Just Step off the pavement and walk

Kids are in heaven, after a few weeks of roughing it and being constantly on the move we are in a clean modern hotel, free internet, cable TV and room service. We left them to enjoy and head out to explore Ho Chi Min City (Saigon).


We had heard from a few people about the traffic in Saigon. The only way to cross is to just step of the pavement and walk, trusting all the drivers to flow around you. It is quite a thing to get your head around and I had thought about it a lot. Finally here Louise and I were at one of the busiest traffic circles in Saigon opposite the main city market and we had to get to the other side. Taking a deep breath we stepped of and walked……..like schools of fish the hundreds of scooters, motorbikes, and taxis flowed around us without missing a beat.

Our trip through Asia has been like this, no plan or agenda just step of the pavement and walk, often putting our lives in other people hands. We are coming to the end of the first half of our journey and are once again on the banks of the mighty and inexplicable Mekong River. From the northern most tip of Thailand near the Chinese border, through Laos, back into Thailand, through Cambodia and now close to the ocean in Vietnam we have been zig zagging the Mekong.
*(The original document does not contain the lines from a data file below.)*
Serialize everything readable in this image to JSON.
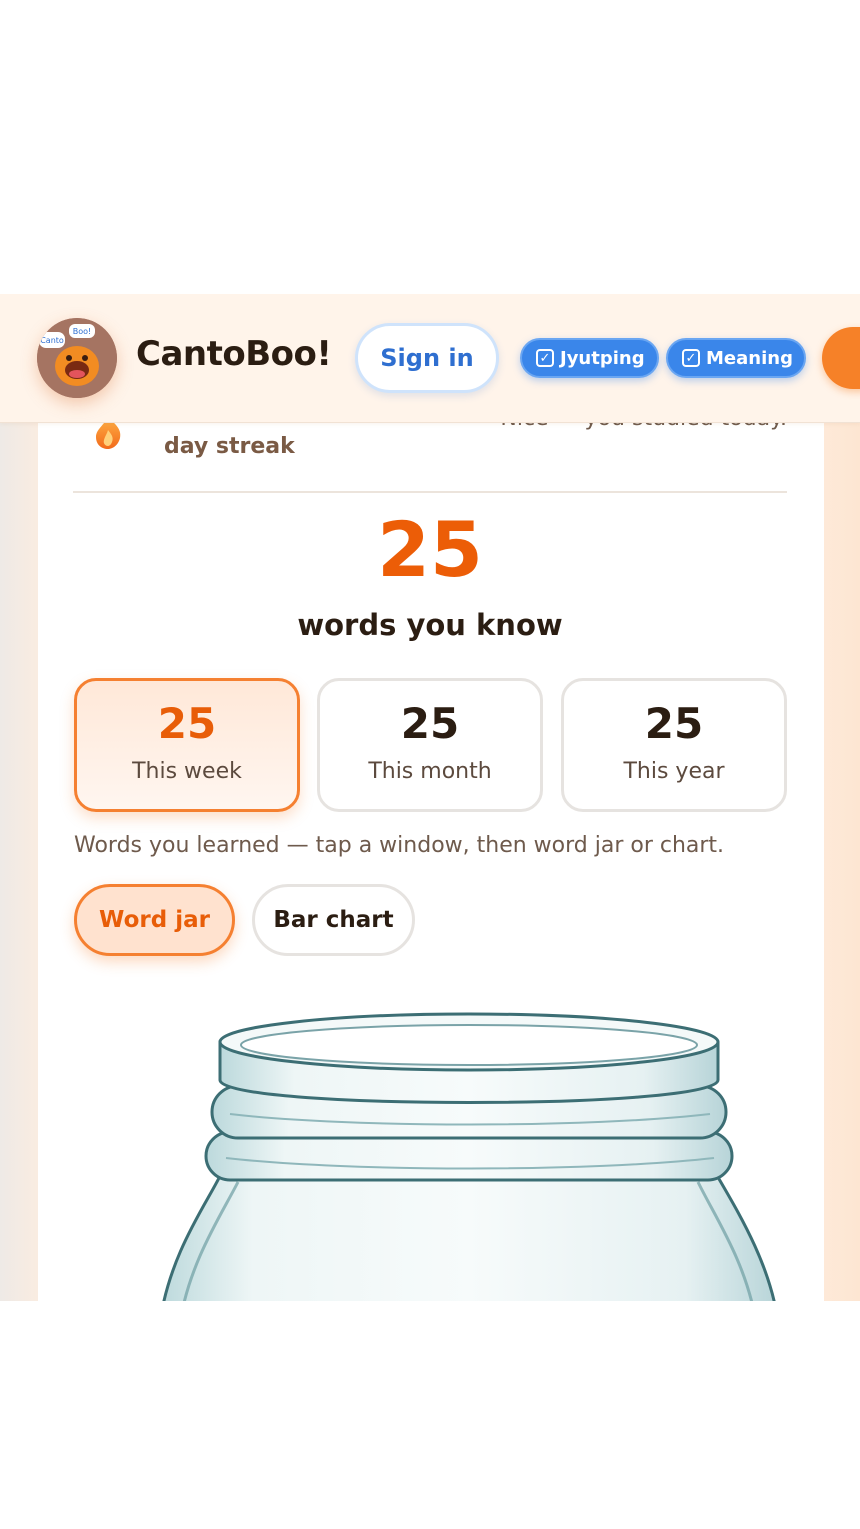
{
  "header": {
    "brand": "CantoBoo!",
    "logo_text_left": "Canto",
    "logo_text_right": "Boo!",
    "signin_label": "Sign in",
    "toggles": [
      {
        "label": "Jyutping",
        "checked": true,
        "icon": "checkbox-icon"
      },
      {
        "label": "Meaning",
        "checked": true,
        "icon": "checkbox-icon"
      }
    ]
  },
  "streak": {
    "label": "day streak",
    "message": "Nice — you studied today.",
    "icon": "flame-icon"
  },
  "totals": {
    "count": "25",
    "label": "words you know"
  },
  "windows": [
    {
      "count": "25",
      "label": "This week",
      "active": true
    },
    {
      "count": "25",
      "label": "This month",
      "active": false
    },
    {
      "count": "25",
      "label": "This year",
      "active": false
    }
  ],
  "hint": "Words you learned — tap a window, then word jar or chart.",
  "view_toggle": {
    "word_jar": "Word jar",
    "bar_chart": "Bar chart",
    "selected": "Word jar"
  },
  "colors": {
    "accent": "#ec5d07",
    "toggle_blue": "#3a86ea",
    "signin_blue": "#2f6fd0",
    "text_dark": "#2b1d12"
  }
}
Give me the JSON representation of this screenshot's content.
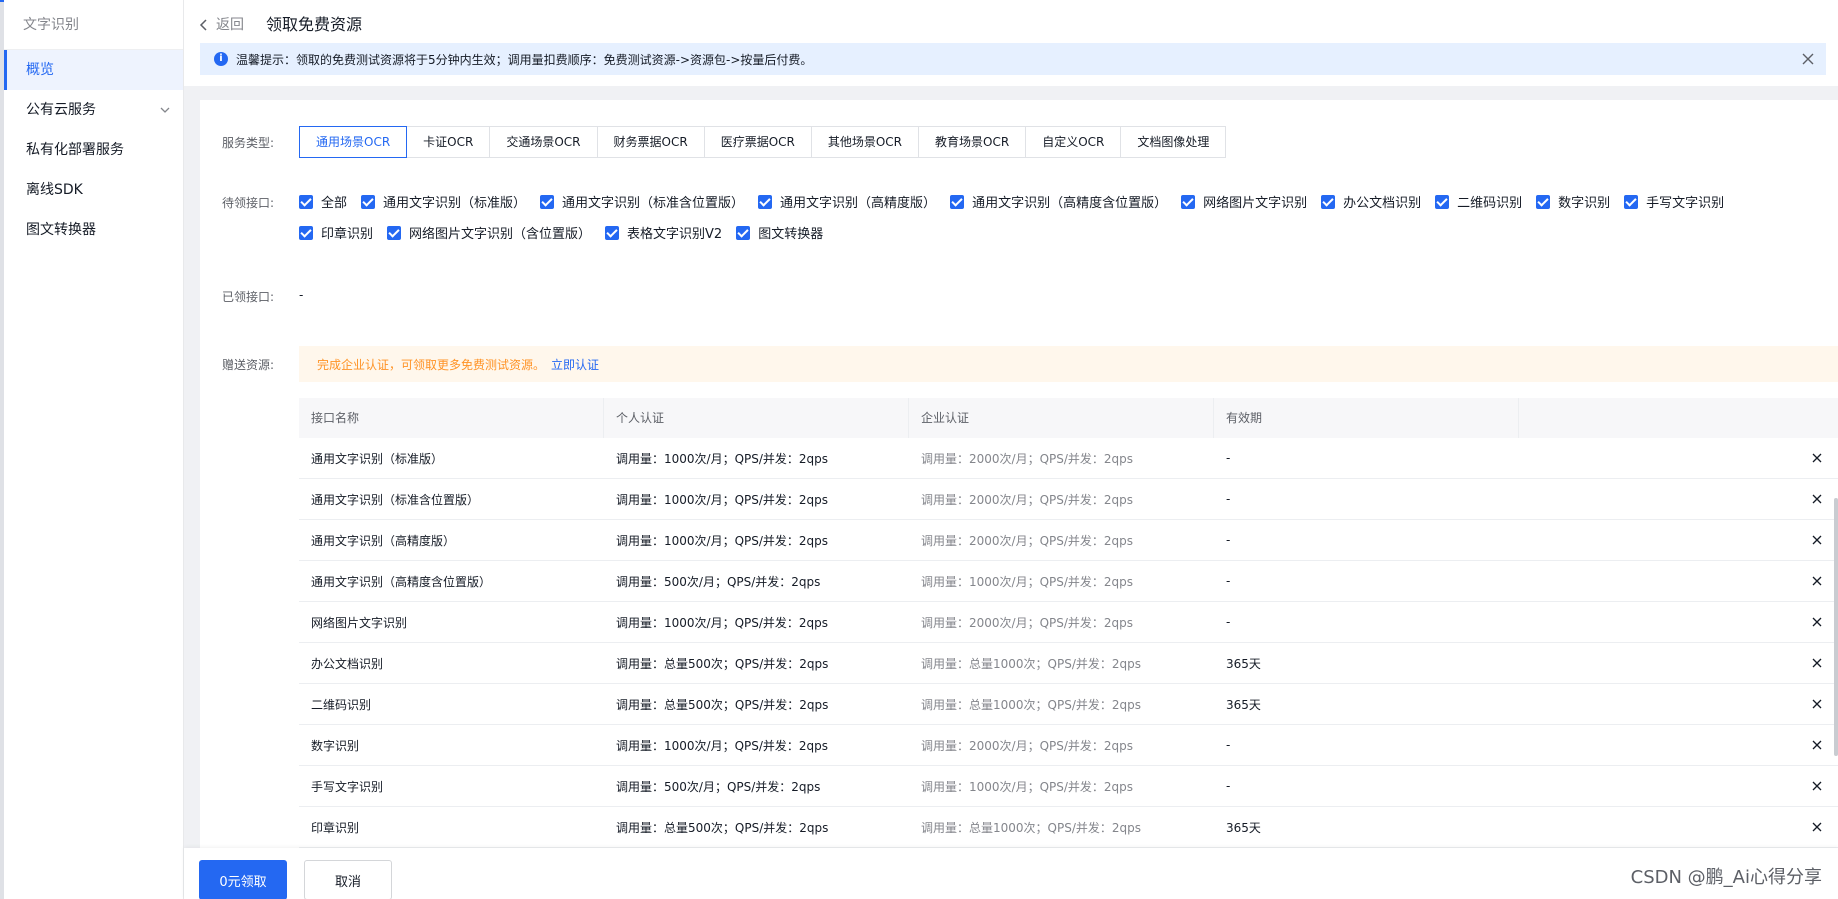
{
  "sidebar": {
    "title": "文字识别",
    "items": [
      {
        "label": "概览",
        "active": true
      },
      {
        "label": "公有云服务",
        "expandable": true
      },
      {
        "label": "私有化部署服务"
      },
      {
        "label": "离线SDK"
      },
      {
        "label": "图文转换器"
      }
    ]
  },
  "header": {
    "back_label": "返回",
    "title": "领取免费资源"
  },
  "notice": {
    "text": "温馨提示：领取的免费测试资源将于5分钟内生效；调用量扣费顺序：免费测试资源->资源包->按量后付费。"
  },
  "form": {
    "service_type_label": "服务类型:",
    "pending_label": "待领接口:",
    "claimed_label": "已领接口:",
    "claimed_value": "-",
    "gift_label": "赠送资源:"
  },
  "tabs": [
    {
      "label": "通用场景OCR",
      "active": true
    },
    {
      "label": "卡证OCR"
    },
    {
      "label": "交通场景OCR"
    },
    {
      "label": "财务票据OCR"
    },
    {
      "label": "医疗票据OCR"
    },
    {
      "label": "其他场景OCR"
    },
    {
      "label": "教育场景OCR"
    },
    {
      "label": "自定义OCR"
    },
    {
      "label": "文档图像处理"
    }
  ],
  "checkboxes": {
    "line1": [
      "全部",
      "通用文字识别（标准版）",
      "通用文字识别（标准含位置版）",
      "通用文字识别（高精度版）",
      "通用文字识别（高精度含位置版）",
      "网络图片文字识别",
      "办公文档识别",
      "二维码识别",
      "数字识别",
      "手写文字识别"
    ],
    "line2": [
      "印章识别",
      "网络图片文字识别（含位置版）",
      "表格文字识别V2",
      "图文转换器"
    ]
  },
  "auth_tip": {
    "text": "完成企业认证，可领取更多免费测试资源。",
    "link": "立即认证"
  },
  "table": {
    "headers": [
      "接口名称",
      "个人认证",
      "企业认证",
      "有效期",
      ""
    ],
    "rows": [
      [
        "通用文字识别（标准版）",
        "调用量：1000次/月；QPS/并发：2qps",
        "调用量：2000次/月；QPS/并发：2qps",
        "-"
      ],
      [
        "通用文字识别（标准含位置版）",
        "调用量：1000次/月；QPS/并发：2qps",
        "调用量：2000次/月；QPS/并发：2qps",
        "-"
      ],
      [
        "通用文字识别（高精度版）",
        "调用量：1000次/月；QPS/并发：2qps",
        "调用量：2000次/月；QPS/并发：2qps",
        "-"
      ],
      [
        "通用文字识别（高精度含位置版）",
        "调用量：500次/月；QPS/并发：2qps",
        "调用量：1000次/月；QPS/并发：2qps",
        "-"
      ],
      [
        "网络图片文字识别",
        "调用量：1000次/月；QPS/并发：2qps",
        "调用量：2000次/月；QPS/并发：2qps",
        "-"
      ],
      [
        "办公文档识别",
        "调用量：总量500次；QPS/并发：2qps",
        "调用量：总量1000次；QPS/并发：2qps",
        "365天"
      ],
      [
        "二维码识别",
        "调用量：总量500次；QPS/并发：2qps",
        "调用量：总量1000次；QPS/并发：2qps",
        "365天"
      ],
      [
        "数字识别",
        "调用量：1000次/月；QPS/并发：2qps",
        "调用量：2000次/月；QPS/并发：2qps",
        "-"
      ],
      [
        "手写文字识别",
        "调用量：500次/月；QPS/并发：2qps",
        "调用量：1000次/月；QPS/并发：2qps",
        "-"
      ],
      [
        "印章识别",
        "调用量：总量500次；QPS/并发：2qps",
        "调用量：总量1000次；QPS/并发：2qps",
        "365天"
      ]
    ]
  },
  "footer": {
    "primary_label": "0元领取",
    "cancel_label": "取消"
  },
  "watermark": "CSDN @鹏_Ai心得分享",
  "colors": {
    "primary": "#2468f2",
    "warning": "#ff9326",
    "notice_bg": "#e6f0ff",
    "tip_bg": "#fff7ec"
  }
}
We had used every mode of transport imagineable - busses, scooters, boats, canoes, trains, bicycles, tuk tuks, elephants, pontoons, rafts and rickshaws. Traveling this way has its rewards, slow travel lets you appreciate where you are and gain an insight into the daily life of the locals. Your rhythm changes, distances become real again, you acquire a sense of discovery and adventure sharing your days, meals and boredom with people you would otherwise never meet. The humanity that moves about with bundles and children while the world of the aeroplane passes over their heads in every sense of the word. Slow travel is for us, but then I guess you have got to have the time.

What a great and pleasant surprise Ho Chi Min city turns out to be, feels like the Paris of SE Asia. We arrive at the market and after 2 seconds Craig is bored, anyway we end up in the food section and he is no longer bored - funny that. We sit down to Vietnamese spring rolls and a beer from one of the many stalls yumm, Craig’s in heaven and he could have stayed all afternoon but I dragged him off to look at all the groceries and delicious delicacies.


The food market is staggering and we realize that there is a whole new world to food in Vietnam. After spending so much time in little rural towns and villages we are back in foodie heaven. We start thinking about dinner and having seen lots of fresh seafood we decide to fetch the boys and hunt down some chilli crab. We walk back to the hotel, down-load, un-pack, freshen up and then get our concierge to flag down a “real” meter taxi to dinner. Bill is mortified as he is missing his Arsenal game to come and eat with us, shame poor deprived child!!

This restaurant comes highly recommended from an article given to us by the foodie of all time Irene and boy was it an incredible experience! The restaurant is packed, mostly with locals, which is a good sign but after a few minutes at the entrance we are shown to a table by our friendly waiter. There are 15 different kitchens surrounding a central courtyard with each kitchen preparing its own delicacy. A salad section, a barbecue section, a steam section, a soup section and so on and so on.

After being taken on an impromptu guided tour by our showman waiter through all the various kitchens we are flummoxed - how to decide when everything is so mouthwatering! We finally settled on a papaya salad – spicy (just for a change) a chicken mince meatball packed around a sugar cane stick- deep fried, a prawn toast/fritter and the piece de resistance our Crab steamed and stir fried in a Tamarind sauce - God it was sublime. Kids have salad and chicken – a few beers, a bottle of wine all bloody marvelous and happiness all round.

Back to the hotel to drop the kids and we decide to hit the town. It’s a Friday night and the city is busy, the streets are lined with bars, clubs, restaurants, massage parlors packed with people and noise. We settle on a corner bar and try and get a take on things, we are in the touristy part so there is lots of action. People on the make everywhere sex being the central theme- “love you long time one dollar”. Tomorrow we leave and are feeling sad, having caught a glimpse of the shade we want to see the sun. Vietnam we hope to see you again soon.